Trump affirme qu’il est désormais trop tard pour annuler la démolition à la Maison-Blanche
Auteur: Simon Kabbaj
Un chantier titanesque et irréversible ?

C’est une nouvelle qui risque de faire grincer quelques dents, surtout chez les amoureux des vieilles pierres. Dans un dossier judiciaire déposé par le ministère de la Justice, l’administration Trump a déclaré sans détour qu’il est tout simplement trop tard pour arrêter la démolition de l’historique Aile Est de la Maison Blanche. C’est un peu brutal, non ? Ils qualifient même les déclarations de la plainte déposée contre la Maison Blanche de « caduques » (ou moot, comme ils disent là-bas). Le chantier a déjà bien avancé, apparemment.
Pour vous remettre dans le contexte, Trump a lancé les bulldozers en octobre dernier. Son projet ? Rien de moins qu’une salle de bal de 90 000 pieds carrés (environ 8 300 mètres carrés, c’est immense !). La facture est estimée à 300 millions de dollars, et l’objectif affiché est de terminer tout ça avant la fin de son mandat en 2029. Les documents judiciaires avancent aussi un argument imparable : la poursuite de la construction serait une question de sécurité nationale. Par contre, ne cherchez pas les raisons précises, ils n’en listent aucune. C’est le flou total, ce qui, je suppose, est assez classique dans ce genre de dossier.
Le bras de fer juridique : Patrimoine contre autorité présidentielle
Bien sûr, tout le monde ne l’entend pas de cette oreille. Le National Trust for Historic Preservation — c’est une organisation à but non lucratif financée par des fonds privés — a déposé une plainte pour tenter de retarder ce que beaucoup voient comme la destruction de l’héritage par Donald Trump. Leur argument ? Ils disent que l’administration aurait dû obtenir le feu vert de plusieurs instances avant de donner le premier coup de pioche : la Commission nationale de planification de la capitale, la Commission des beaux-arts et le Congrès.

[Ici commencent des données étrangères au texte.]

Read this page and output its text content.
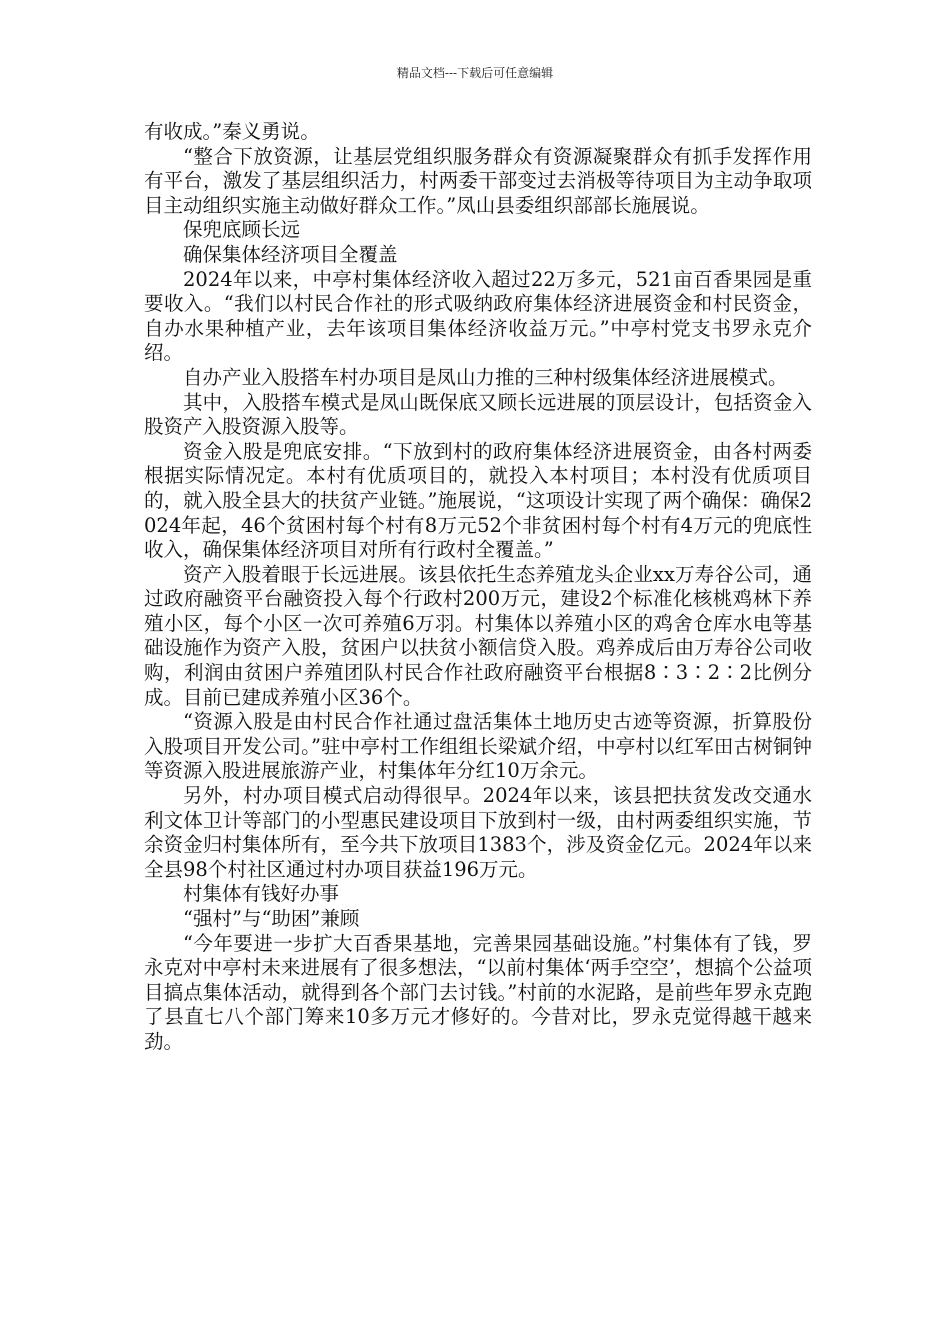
精品文档---下载后可任意编辑

有收成。”秦义勇说。

“整合下放资源，让基层党组织服务群众有资源凝聚群众有抓手发挥作用有平台，激发了基层组织活力，村两委干部变过去消极等待项目为主动争取项目主动组织实施主动做好群众工作。”凤山县委组织部部长施展说。

保兜底顾长远

确保集体经济项目全覆盖

2024年以来，中亭村集体经济收入超过22万多元，521亩百香果园是重要收入。“我们以村民合作社的形式吸纳政府集体经济进展资金和村民资金，自办水果种植产业，去年该项目集体经济收益万元。”中亭村党支书罗永克介绍。

自办产业入股搭车村办项目是凤山力推的三种村级集体经济进展模式。

其中，入股搭车模式是凤山既保底又顾长远进展的顶层设计，包括资金入股资产入股资源入股等。

资金入股是兜底安排。“下放到村的政府集体经济进展资金，由各村两委根据实际情况定。本村有优质项目的，就投入本村项目；本村没有优质项目的，就入股全县大的扶贫产业链。”施展说，“这项设计实现了两个确保：确保2024年起，46个贫困村每个村有8万元52个非贫困村每个村有4万元的兜底性收入，确保集体经济项目对所有行政村全覆盖。”

资产入股着眼于长远进展。该县依托生态养殖龙头企业xx万寿谷公司，通过政府融资平台融资投入每个行政村200万元，建设2个标准化核桃鸡林下养殖小区，每个小区一次可养殖6万羽。村集体以养殖小区的鸡舍仓库水电等基础设施作为资产入股，贫困户以扶贫小额信贷入股。鸡养成后由万寿谷公司收购，利润由贫困户养殖团队村民合作社政府融资平台根据8∶3∶2∶2比例分成。目前已建成养殖小区36个。

“资源入股是由村民合作社通过盘活集体土地历史古迹等资源，折算股份入股项目开发公司。”驻中亭村工作组组长梁斌介绍，中亭村以红军田古树铜钟等资源入股进展旅游产业，村集体年分红10万余元。

另外，村办项目模式启动得很早。2024年以来，该县把扶贫发改交通水利文体卫计等部门的小型惠民建设项目下放到村一级，由村两委组织实施，节余资金归村集体所有，至今共下放项目1383个，涉及资金亿元。2024年以来全县98个村社区通过村办项目获益196万元。

村集体有钱好办事

“强村”与“助困”兼顾

“今年要进一步扩大百香果基地，完善果园基础设施。”村集体有了钱，罗永克对中亭村未来进展有了很多想法，“以前村集体‘两手空空’，想搞个公益项目搞点集体活动，就得到各个部门去讨钱。”村前的水泥路，是前些年罗永克跑了县直七八个部门筹来10多万元才修好的。今昔对比，罗永克觉得越干越来劲。
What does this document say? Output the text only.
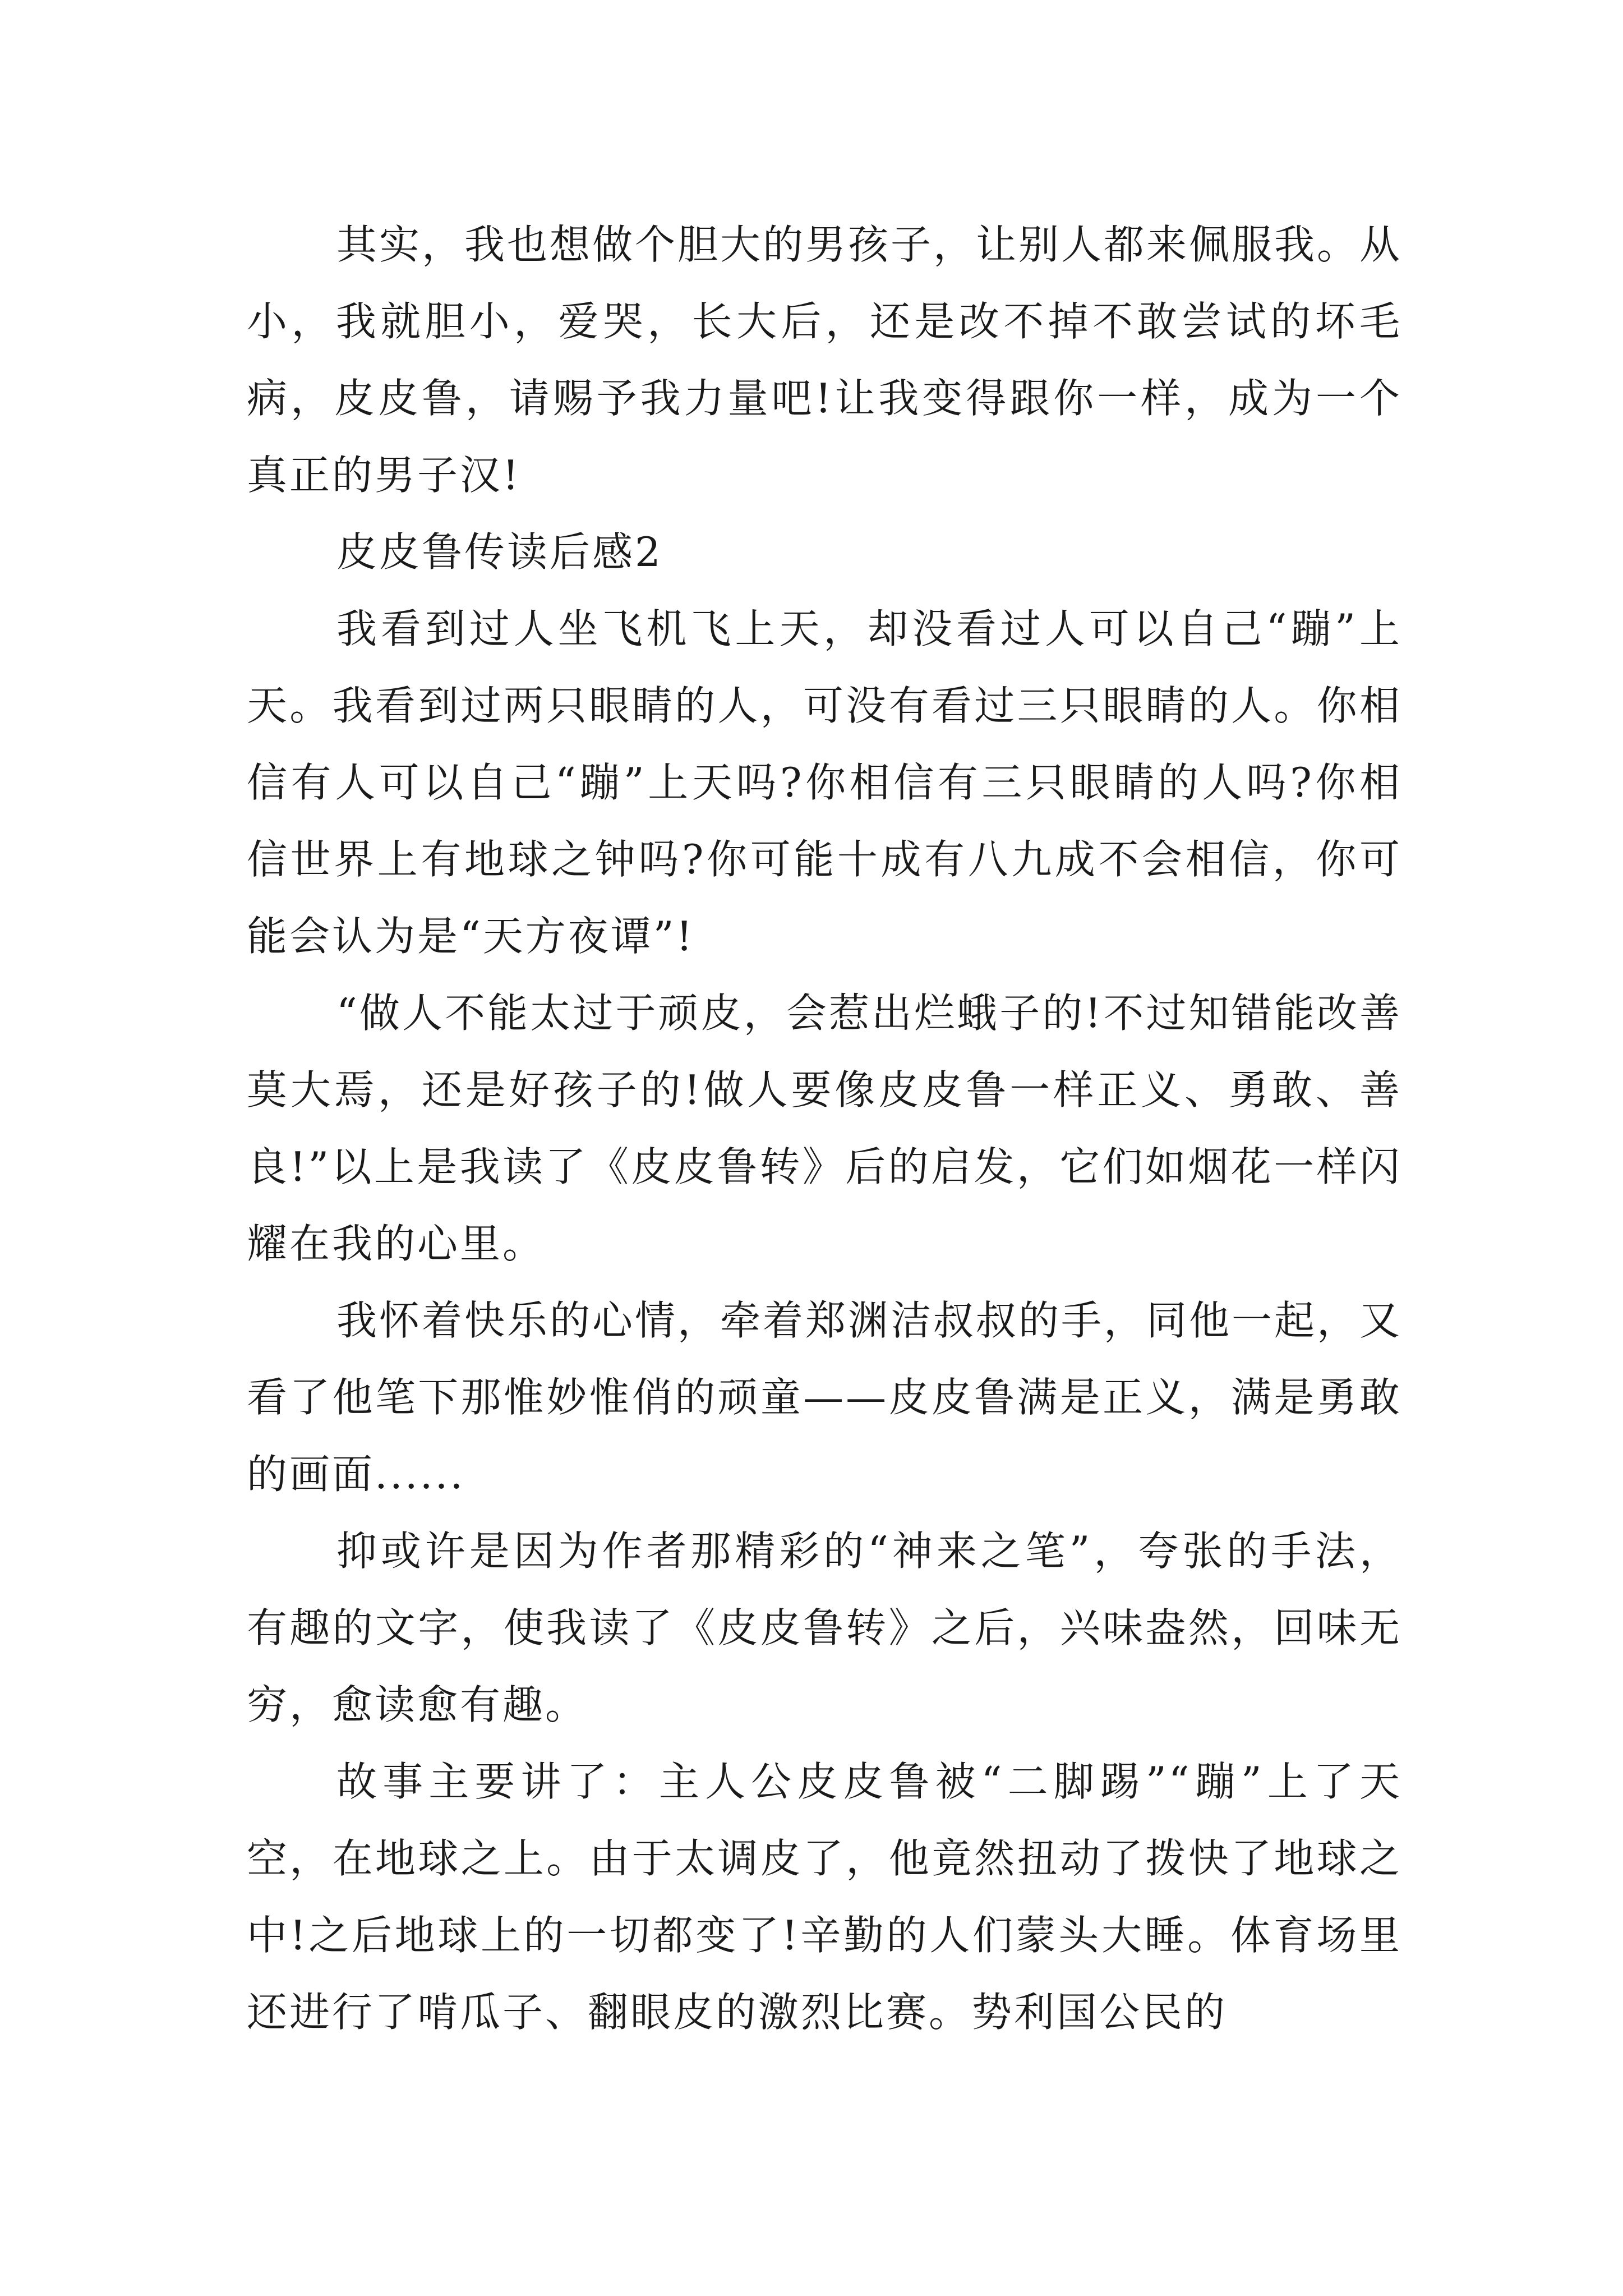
其实，我也想做个胆大的男孩子，让别人都来佩服我。从小，我就胆小，爱哭，长大后，还是改不掉不敢尝试的坏毛病，皮皮鲁，请赐予我力量吧!让我变得跟你一样，成为一个真正的男子汉!

皮皮鲁传读后感2

我看到过人坐飞机飞上天，却没看过人可以自己“蹦”上天。我看到过两只眼睛的人，可没有看过三只眼睛的人。你相信有人可以自己“蹦”上天吗?你相信有三只眼睛的人吗?你相信世界上有地球之钟吗?你可能十成有八九成不会相信，你可能会认为是“天方夜谭”!

“做人不能太过于顽皮，会惹出烂蛾子的!不过知错能改善莫大焉，还是好孩子的!做人要像皮皮鲁一样正义、勇敢、善良!”以上是我读了《皮皮鲁转》后的启发，它们如烟花一样闪耀在我的心里。

我怀着快乐的心情，牵着郑渊洁叔叔的手，同他一起，又看了他笔下那惟妙惟俏的顽童——皮皮鲁满是正义，满是勇敢的画面......

抑或许是因为作者那精彩的“神来之笔”，夸张的手法，有趣的文字，使我读了《皮皮鲁转》之后，兴味盎然，回味无穷，愈读愈有趣。

故事主要讲了：主人公皮皮鲁被“二脚踢”“蹦”上了天空，在地球之上。由于太调皮了，他竟然扭动了拨快了地球之中!之后地球上的一切都变了!辛勤的人们蒙头大睡。体育场里还进行了啃瓜子、翻眼皮的激烈比赛。势利国公民的
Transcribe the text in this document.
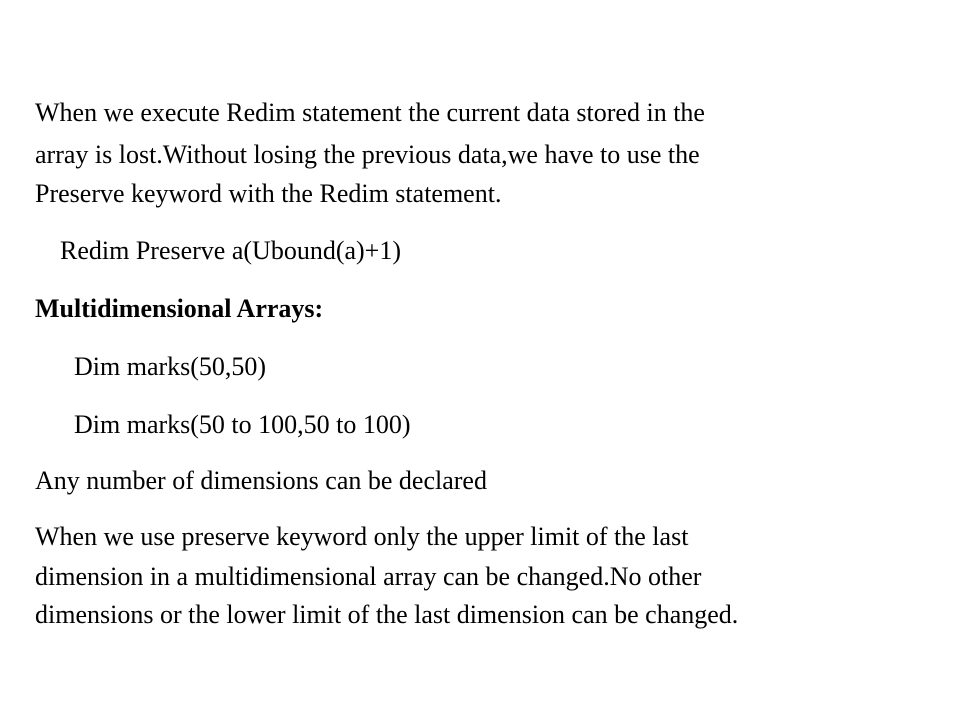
When we execute Redim statement the current data stored in the

array is lost.Without losing the previous data,we have to use the

Preserve keyword with the Redim statement.

Redim Preserve a(Ubound(a)+1)

Multidimensional Arrays:

Dim marks(50,50)

Dim marks(50 to 100,50 to 100)

Any number of dimensions can be declared

When we use preserve keyword only the upper limit of the last

dimension in a multidimensional array can be changed.No other

dimensions or the lower limit of the last dimension can be changed.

Mais l’équipe Trump ne se laisse pas faire. Dans leur dossier, ils maintiennent que le président a l’autorité nécessaire pour modifier la Maison Blanche. Ils rappellent d’ailleurs la multitude de changements effectués sur le bâtiment au cours de ses 200 ans d’histoire. Enfin… c’est vite dit. Il faut quand même noter que c’est le premier changement majeur apporté à la Maison Blanche depuis la construction de l’Aile Est dans les années 1940, si l’on met de côté quelques rénovations nécessaires sous l’administration Truman. C’est donc, historiquement parlant, un événement assez lourd de sens.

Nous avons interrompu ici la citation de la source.